It hasn't been easy being Amarin over the last several months. The Irish drugmaker ($AMRN) slammed into one obstacle after another. New chemical entity status for the key ingredient in its cardiovascular drug Vascepa? No, says the FDA. Permission to market the drug to vast numbers of new patients? No again.
But now, Amarin doesn't have to walk that rough road alone. Kowa Pharmaceuticals' U.S. unit has signed up to help market Vascepa, the triglyceride-fighting pill derived from fish oil. And that means almost three times as many sales reps will be peddling the Vascepa message.
That's good, given that Amarin slashed its sales force back in October, when an FDA advisory panel voted against a broader label for Vascepa. The omega-3 drug is approved to treat the relatively few patients with ultrahigh triglyceride levels, but Amarin--understandably--had asked to market Vascepa as an add-on to statin therapy for garden variety high triglycerides.
Japan-based Kowa specializes in cardiovascular drugs, so it knows the territory Amarin has been trying so hard to conquer. It has 250 reps, almost twice Amarin's head count. And according to the companies' statement, those reps already work with many of the same doctors who might prescribe Vascepa.
"Kowa's commercial reach and customer base make it a valuable commercial partner," Amarin CEO John Thero said in the statement. "Kowa Pharmaceuticals America has a highly motivated and talented sales force that complements Amarin's sales team and substantially increases its reach into our target market."
So what's Kowa's track record?
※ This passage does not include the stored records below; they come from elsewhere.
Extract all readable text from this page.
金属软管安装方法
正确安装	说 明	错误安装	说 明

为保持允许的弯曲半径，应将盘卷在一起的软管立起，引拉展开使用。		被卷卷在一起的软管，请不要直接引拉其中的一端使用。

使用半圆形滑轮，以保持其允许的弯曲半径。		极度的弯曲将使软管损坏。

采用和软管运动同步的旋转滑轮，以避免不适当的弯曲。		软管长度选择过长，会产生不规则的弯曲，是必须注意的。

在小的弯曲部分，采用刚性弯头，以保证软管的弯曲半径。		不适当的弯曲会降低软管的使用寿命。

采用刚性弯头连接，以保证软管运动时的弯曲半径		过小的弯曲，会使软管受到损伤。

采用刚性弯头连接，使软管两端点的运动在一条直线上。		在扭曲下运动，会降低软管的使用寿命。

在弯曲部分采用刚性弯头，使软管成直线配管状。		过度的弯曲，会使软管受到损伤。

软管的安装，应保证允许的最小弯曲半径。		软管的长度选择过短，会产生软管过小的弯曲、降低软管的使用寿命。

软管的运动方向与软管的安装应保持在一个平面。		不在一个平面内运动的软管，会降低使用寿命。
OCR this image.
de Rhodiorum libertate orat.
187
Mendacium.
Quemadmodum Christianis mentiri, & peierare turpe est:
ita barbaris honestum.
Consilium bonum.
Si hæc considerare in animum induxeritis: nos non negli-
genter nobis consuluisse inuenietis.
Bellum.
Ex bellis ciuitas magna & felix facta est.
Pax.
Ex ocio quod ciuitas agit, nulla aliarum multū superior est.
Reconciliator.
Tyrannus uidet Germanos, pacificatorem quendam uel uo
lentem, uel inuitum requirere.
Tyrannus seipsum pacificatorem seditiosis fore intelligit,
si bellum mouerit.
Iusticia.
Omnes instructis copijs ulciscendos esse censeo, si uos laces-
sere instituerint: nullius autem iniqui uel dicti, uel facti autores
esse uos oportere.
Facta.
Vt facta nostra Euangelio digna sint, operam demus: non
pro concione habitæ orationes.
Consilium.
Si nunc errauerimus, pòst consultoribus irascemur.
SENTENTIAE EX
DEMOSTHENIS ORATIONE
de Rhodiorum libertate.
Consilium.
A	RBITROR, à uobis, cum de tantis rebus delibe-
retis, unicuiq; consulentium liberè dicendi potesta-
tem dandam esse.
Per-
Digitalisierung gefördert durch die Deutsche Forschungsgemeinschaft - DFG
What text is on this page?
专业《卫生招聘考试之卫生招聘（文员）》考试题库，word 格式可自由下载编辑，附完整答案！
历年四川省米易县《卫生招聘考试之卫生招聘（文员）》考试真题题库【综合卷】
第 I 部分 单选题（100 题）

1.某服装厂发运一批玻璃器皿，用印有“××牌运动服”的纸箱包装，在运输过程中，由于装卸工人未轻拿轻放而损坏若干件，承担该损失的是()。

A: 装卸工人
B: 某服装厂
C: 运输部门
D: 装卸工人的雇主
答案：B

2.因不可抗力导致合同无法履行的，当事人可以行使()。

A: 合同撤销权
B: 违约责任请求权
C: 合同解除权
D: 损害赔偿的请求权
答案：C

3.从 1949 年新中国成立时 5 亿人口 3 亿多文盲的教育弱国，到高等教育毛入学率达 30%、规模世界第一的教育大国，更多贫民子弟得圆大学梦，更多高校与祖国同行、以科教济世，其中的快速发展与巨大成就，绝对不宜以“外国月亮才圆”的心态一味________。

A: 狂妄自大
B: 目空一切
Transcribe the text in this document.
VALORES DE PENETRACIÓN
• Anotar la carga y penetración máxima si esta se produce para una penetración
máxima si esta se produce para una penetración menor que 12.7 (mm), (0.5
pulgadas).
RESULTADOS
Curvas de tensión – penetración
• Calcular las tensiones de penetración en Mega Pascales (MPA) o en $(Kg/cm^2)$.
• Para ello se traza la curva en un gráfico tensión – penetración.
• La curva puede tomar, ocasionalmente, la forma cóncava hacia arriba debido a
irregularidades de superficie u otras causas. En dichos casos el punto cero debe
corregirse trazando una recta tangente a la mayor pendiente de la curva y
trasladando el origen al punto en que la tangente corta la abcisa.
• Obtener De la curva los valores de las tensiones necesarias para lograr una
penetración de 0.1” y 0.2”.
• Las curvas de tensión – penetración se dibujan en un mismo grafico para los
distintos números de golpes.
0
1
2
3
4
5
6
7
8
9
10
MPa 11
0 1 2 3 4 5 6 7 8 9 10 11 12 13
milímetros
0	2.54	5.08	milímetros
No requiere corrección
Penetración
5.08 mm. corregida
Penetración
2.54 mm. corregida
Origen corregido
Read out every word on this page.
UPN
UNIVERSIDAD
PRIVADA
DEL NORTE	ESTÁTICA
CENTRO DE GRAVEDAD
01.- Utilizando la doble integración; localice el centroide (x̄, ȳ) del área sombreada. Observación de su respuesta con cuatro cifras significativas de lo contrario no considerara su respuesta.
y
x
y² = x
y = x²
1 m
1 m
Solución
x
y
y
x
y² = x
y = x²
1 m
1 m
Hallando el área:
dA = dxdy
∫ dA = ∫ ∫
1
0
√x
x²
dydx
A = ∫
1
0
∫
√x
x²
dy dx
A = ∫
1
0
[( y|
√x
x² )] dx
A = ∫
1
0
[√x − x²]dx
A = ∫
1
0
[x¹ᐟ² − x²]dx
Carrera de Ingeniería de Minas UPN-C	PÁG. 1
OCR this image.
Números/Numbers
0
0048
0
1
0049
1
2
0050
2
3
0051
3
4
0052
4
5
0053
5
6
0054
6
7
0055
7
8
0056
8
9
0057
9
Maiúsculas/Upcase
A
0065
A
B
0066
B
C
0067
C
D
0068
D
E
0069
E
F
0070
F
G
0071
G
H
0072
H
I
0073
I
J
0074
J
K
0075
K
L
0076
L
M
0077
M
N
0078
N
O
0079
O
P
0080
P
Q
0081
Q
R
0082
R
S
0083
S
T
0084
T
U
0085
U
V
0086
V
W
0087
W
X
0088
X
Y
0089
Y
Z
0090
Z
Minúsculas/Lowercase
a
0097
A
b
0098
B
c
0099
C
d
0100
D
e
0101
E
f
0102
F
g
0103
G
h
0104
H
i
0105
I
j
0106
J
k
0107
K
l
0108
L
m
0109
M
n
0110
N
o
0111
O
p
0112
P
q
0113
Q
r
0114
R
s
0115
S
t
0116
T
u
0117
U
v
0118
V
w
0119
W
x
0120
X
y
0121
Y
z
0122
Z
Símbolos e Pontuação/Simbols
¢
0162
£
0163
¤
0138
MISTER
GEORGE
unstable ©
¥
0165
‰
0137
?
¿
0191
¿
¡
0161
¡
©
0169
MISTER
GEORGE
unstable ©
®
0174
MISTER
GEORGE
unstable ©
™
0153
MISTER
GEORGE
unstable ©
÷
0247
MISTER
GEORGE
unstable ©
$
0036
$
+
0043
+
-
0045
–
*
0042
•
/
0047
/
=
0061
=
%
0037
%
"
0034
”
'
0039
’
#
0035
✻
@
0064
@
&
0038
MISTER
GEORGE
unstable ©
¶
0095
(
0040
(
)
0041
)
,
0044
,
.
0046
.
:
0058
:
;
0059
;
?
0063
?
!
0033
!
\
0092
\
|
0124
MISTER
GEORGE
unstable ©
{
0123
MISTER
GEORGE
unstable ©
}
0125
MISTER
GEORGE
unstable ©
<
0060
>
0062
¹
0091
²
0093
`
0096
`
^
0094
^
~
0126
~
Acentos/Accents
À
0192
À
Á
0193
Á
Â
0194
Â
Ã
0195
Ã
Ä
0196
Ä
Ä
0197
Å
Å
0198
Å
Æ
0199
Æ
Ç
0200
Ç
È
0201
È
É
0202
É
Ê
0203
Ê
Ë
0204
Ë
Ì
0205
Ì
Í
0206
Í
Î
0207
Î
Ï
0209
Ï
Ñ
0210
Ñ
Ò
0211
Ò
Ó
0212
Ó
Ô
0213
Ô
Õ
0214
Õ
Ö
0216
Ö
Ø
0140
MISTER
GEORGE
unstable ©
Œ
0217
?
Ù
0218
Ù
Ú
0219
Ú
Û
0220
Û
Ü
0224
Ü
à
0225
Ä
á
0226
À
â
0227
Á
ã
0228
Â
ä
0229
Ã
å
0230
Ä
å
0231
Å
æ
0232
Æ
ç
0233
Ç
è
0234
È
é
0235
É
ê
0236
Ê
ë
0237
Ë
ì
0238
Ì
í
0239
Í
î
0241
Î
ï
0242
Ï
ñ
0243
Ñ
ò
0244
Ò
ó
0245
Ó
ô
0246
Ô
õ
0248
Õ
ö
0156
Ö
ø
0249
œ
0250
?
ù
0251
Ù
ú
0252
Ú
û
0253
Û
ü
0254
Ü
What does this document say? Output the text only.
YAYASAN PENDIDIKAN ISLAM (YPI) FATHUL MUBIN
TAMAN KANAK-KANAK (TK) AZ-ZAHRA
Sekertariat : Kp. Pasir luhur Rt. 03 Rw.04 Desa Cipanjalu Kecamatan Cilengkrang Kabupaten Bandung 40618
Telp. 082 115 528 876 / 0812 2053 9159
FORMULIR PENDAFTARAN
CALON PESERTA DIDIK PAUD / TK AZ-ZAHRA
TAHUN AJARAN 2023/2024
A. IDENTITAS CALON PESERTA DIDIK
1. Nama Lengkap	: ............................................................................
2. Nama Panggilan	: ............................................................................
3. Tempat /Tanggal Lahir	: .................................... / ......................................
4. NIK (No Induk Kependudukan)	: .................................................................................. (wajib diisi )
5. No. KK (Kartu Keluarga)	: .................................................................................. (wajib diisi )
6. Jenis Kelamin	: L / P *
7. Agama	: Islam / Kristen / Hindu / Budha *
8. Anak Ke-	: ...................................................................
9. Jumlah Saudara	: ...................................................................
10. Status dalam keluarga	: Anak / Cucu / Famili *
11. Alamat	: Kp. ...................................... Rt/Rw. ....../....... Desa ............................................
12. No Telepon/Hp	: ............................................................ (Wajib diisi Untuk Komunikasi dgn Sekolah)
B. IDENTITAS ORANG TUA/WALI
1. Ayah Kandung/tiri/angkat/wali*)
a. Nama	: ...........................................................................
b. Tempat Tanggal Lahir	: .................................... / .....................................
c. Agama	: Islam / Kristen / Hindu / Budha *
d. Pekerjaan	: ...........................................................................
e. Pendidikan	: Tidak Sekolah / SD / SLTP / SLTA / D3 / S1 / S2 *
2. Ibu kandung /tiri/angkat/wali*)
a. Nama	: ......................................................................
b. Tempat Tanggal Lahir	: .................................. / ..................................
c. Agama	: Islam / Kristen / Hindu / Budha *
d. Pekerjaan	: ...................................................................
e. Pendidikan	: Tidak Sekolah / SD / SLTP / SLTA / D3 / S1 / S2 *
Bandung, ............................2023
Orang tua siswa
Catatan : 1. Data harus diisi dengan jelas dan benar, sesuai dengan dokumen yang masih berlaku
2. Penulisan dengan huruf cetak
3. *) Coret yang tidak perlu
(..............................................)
The Japanese drugmaker's lead product is Livalo (pitavastatin), a cholesterol-fighting statin pill that it comarketed with Eli Lilly ($LLY) till last spring. Launched in the U.S. in June 2010, Livalo was designed to work as well as other statin drugs without some of its rivals' side effects. But Livalo hasn't exactly sold like hotcakes in the U.S. Worldwide, it brought in $572 million last year, much of that in Kowa's home country.
|Courtesy of Kowa Pharmaceuticals|
Obviously, Livalo was a bit late to the statin party, with Pfizer's ($PFE) giant Lipitor nearing the end of its patent life just as Livalo hit the market. Vascepa does have more-or-less head-to-head competition in GlaxoSmithKline's ($GSK) Lovaza, but making a go of this alternate set of blood-lipid meds is more about building a market than finding a place in an already hotly competitive one. And if Amarin does eventually persuade the FDA to approve Vascepa for broader use alongside a statin, Kowa's reps will be on hand with both.
The marketing partnership leaves Amarin calling the shots and booking the sales. Kowa has agreed to foot the bill for some incremental costs of adding Vascepa to its reps' kit bags, and to hit certain detailing quotas; in return, it collects a copromotion fee that's essentially a commission. Amarin will pay a percentage of Vascepa gross margins, beginning in the high single digits this year and growing to the low 20s in 2018.
Kowa's U.S. CEO, Ben Stakely, said the company is "impressed" with Vascepa and looks forward to making its case with doctors. "[W]e can now speak to a range of important lipid-related issues that impact our target physicians' practices," Stakely said. We'll see how impressive their results prove to be.